Изменить стиль страницы

— Хватит, Джинджер, — прервал ее отец. — Какая разница? Если этот жест и означал что-то, то теперь его смысл потерян навсегда. Причуда умирающего...

Официант подал следующее блюдо, и на некоторое время все замолчали, увлеченные едой. Затем Энди снова начал рассуждать:

— Может, это и был бред умирающего, но забыть его трудно, верно? Что он так страстно старался нам передать? Почему мы этого не можем понять?

— Вот именно, — поддержала его Жаклин. — Я просто с ума схожу от этих мыслей... Но у меня такой нелогичный склад ума... Ничего в голову не приходит, хоть тресни.

— Вам не приходит? А меня, наоборот, так и одолевают всякие предположения. Этот город просто наводнен семерками. Альбертовы святые, церкви пилигримов, холмы... Кстати, вот вопрос на засыпку: назовите-ка эти семь холмов.

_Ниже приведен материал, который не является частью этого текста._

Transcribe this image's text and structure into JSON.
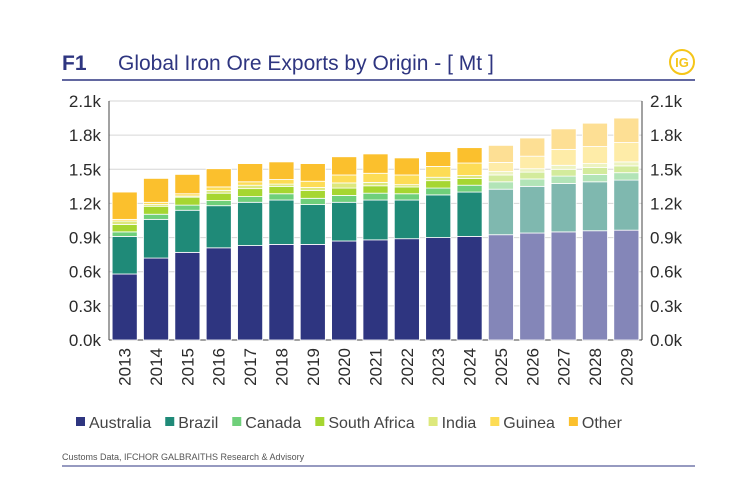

Все, кроме Жаклин, ответили Энди растерянными взглядами, но Жаклин, казалось, наслаждалась игрой. Она начала загибать пальцы.

Тут подал голос Сковил:

— Не вижу связи...

— А я приведу вам еще примеры, — усмехнулся Энди. — Как насчет семи азиатских храмов? Эфес, Смирна, Пергам...

Внезапно Майкл так резко выпрямился на стуле, что кот, привыкший остерегаться порывистых движений, мгновенно исчез за кустами.

— Да ерунда все это! Вы еще сюда Седьмую симфонию Бетховена приплетите.

— Еще семь чудес света, — предложила Жаклин. — Правда, в Риме ни одного из них нет...

— Семь мудрецов, — с вызовом подхватила Джин. — Семь спящих в Эфесе. Семеро против Фив. Семь смертных...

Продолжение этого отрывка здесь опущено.